Je n'ai pas de tête. Je suis omnipolaire. Je marche dans les rues en chantant mal et en faisant des punch de drum avec mes mains et en buvant du vin dans un sac en papier brun. Je bois aussi des cafés-filtre au Dégueulton, des fois j'y travaille et tout le temps j'y écoute aux tables. Je sors danser dans les bars country. Je suis pas super en Charleston. Je cherche une liberté douce. Je fragmente les histoires des gens que je rencontre au cours de mes soirées qui n'ont ni tête ni rien non plus.

lundi 28 juin 2010

Vin rouge et chambre d'hôtel.

«Le lit est blanc.
Je veux du vin rouge
Échangé entre nos bouches
Débordantes
Qui se répand
Comme moi sur toi
Tes cheveux qui collent à mes doigts
En toile d'araignée

Je veux mon ventre nu
Sur ton ventre
Croquer la pomme de ton cou
Boire les dessins de soleil
Sur tes joues
Jouer à menton fourchu
Bouche d'argent
Sans rire.
Dire nos noms. cent fois.

Je t'attends.
272.»

samedi 19 juin 2010

Matelot.

Ça faisait deux pots de Nutella à 4,99 qu'elle avait pas fait sa vaisselle.
Tristounette, la fille
Faisait des siestes l'après-midi
Même quand y pleuvait pas
Mangeait ses ongles et ses doigts
Perçait des trous dans ses bas

La seule chose qu'elle avait gardée:
Son pull, à lui
Blanc avec des rayures bleues
Matelot
Elle aurait dû y voir un signe
Que'que chose

Les matelots partent, c'pas compliqué
Sont pas capables de s'endurer
Quand y a le sol dessous leurs pieds

Elle aurait pu se préparer, au moins
Mettre son suit de deuil
Mais non.

Un pull blanc et bleu
Matelot.
Ça veut rien dire mais c'est beau
On peut faire des histoires avec

Hier, pas le choix y a fallu qu'elle l'étouffe
Dans un sac en plastique
Pour le redonner
Elle a fait deux trous
Juste au cas où
Il lui prendrait l'envie de s'échapper

S'en débarasser, c'était terrible
Elle avait mis son odeur
Dessus
Ses cheveux pis ses taches de rousseur
C'est bien connu:
C'est la dernière carte des désespérés
Après ça y a p'us d'espoir
On peut aller se rhabiller

"Bye bye capitaine
Oublie-moi pas trop, là-bas en mer
Et reste fier"

***

C'est le matin rue Mont-Royal
Ça sent les crêpes et le café
Pas pris la peine de se peigner
Les doigts plissés (décidé de faire la vaisselle, c'qui est déjà une bonne nouvelle).

Une autre fille.
Elle la voit, de loin
Pareil comme si elle avait eu un set de lumières
Autour d'la tête
Ou un panneau publicitaire
C'est parce qu'elle porte ses cheveux, pis son odeur
Pis ses taches de rousseurs
Sur un pull rayé
Blanc et bleu
Matelot.

lundi 14 juin 2010

C'était écrit dans le ciel... (Ou l'histoire de Benny).

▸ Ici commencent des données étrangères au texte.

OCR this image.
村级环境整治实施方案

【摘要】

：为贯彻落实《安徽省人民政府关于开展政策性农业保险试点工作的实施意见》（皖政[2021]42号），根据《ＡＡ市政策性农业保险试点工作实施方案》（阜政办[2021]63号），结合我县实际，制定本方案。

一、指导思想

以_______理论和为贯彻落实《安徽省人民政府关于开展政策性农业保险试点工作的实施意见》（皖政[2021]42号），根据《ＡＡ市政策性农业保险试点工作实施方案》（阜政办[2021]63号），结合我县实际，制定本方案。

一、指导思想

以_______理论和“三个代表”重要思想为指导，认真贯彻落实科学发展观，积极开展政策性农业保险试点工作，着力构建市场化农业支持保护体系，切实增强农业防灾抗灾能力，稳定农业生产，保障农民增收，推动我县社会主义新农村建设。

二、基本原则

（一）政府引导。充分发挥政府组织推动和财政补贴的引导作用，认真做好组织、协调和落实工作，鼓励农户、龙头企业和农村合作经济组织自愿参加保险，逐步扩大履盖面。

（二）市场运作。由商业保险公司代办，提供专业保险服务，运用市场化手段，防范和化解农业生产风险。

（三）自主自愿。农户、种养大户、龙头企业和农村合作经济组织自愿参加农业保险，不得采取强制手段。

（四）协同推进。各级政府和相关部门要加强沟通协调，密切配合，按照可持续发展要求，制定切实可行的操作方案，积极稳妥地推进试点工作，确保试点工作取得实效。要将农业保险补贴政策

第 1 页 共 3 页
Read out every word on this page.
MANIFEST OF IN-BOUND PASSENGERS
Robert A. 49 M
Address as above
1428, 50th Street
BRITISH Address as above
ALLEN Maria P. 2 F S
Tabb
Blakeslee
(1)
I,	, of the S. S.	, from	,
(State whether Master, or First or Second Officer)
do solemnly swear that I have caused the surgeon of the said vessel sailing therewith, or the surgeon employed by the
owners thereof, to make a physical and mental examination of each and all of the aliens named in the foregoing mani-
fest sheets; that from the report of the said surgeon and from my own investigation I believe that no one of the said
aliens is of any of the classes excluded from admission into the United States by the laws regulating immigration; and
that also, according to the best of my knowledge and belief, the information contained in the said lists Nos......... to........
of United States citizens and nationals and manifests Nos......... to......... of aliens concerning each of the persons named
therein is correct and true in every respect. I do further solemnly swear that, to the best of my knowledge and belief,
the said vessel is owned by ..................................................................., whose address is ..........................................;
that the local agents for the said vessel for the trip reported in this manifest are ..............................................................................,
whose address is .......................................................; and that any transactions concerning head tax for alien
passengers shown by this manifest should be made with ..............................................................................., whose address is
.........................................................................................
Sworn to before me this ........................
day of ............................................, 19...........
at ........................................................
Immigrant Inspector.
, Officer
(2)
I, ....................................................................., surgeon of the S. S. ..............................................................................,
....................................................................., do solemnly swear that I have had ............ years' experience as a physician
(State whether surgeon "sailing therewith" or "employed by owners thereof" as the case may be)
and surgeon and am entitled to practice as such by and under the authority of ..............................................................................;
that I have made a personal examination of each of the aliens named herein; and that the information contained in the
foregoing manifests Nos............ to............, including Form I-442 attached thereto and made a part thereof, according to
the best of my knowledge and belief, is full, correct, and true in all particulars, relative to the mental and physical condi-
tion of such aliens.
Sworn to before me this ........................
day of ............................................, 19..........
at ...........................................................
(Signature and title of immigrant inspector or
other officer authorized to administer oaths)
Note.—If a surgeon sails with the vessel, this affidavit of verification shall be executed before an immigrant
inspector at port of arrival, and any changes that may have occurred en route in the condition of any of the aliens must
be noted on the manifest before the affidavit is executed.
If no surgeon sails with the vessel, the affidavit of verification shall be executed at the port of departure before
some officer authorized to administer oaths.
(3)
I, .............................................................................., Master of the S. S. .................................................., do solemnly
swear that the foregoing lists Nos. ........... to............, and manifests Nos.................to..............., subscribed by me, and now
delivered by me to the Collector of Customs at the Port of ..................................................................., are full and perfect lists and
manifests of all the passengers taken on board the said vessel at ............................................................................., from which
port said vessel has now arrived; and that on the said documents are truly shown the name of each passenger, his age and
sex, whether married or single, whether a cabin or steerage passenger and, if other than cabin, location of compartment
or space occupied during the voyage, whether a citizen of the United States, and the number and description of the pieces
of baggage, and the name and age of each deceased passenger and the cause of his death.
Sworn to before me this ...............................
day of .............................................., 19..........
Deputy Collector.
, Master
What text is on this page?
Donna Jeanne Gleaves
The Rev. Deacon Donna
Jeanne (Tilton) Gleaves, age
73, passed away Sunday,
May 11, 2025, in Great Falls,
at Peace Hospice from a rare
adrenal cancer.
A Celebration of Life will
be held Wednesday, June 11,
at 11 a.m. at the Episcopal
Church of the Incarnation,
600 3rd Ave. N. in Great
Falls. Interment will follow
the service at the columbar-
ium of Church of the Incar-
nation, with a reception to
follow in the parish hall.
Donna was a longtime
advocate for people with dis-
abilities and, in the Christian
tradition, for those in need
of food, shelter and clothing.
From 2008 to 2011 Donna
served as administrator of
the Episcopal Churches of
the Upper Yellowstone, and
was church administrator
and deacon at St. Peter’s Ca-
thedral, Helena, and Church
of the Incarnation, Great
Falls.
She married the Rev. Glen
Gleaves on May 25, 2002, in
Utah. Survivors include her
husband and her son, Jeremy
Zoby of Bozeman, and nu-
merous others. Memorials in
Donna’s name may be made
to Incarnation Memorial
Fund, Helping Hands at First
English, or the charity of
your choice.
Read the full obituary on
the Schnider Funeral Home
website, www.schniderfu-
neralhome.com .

Je voulais si fort qu'on m'aime. N'importe qui. N'importe quelle âme qui vive ou qui vive pas, ma mère mon père, mon t-shirt de Batman & Robin ou b'en un robineux rue Ontario. Quand j'étais haut comme une borne-fontaine, maman avait acheté une caméra vidéo et j'avais besoin de vivre, à l'intérieur. Quand la lumière rouge s'allumait, je gigotais, je criais, je montrais les dents, la langue, je chantais Jingle Bells, faisais des arabesques, je remuais ciel et terre, tant que j'avais l'impression de briller, dedans. Dedans la lentille. J'aimais son oeil globuleux et scintillant, et puis j'avais tout le temps le goût de me regarder sur la TV couleur, après. C'est pas particulièrement parce que je me trouvais beau, c'est pas particulièrement parce que j'avais envie de me noyer dedans moi. Mais il fallait bien que quelqu'un me regarde et quand moi je me regardais, c'était mieux que rien, il me semble.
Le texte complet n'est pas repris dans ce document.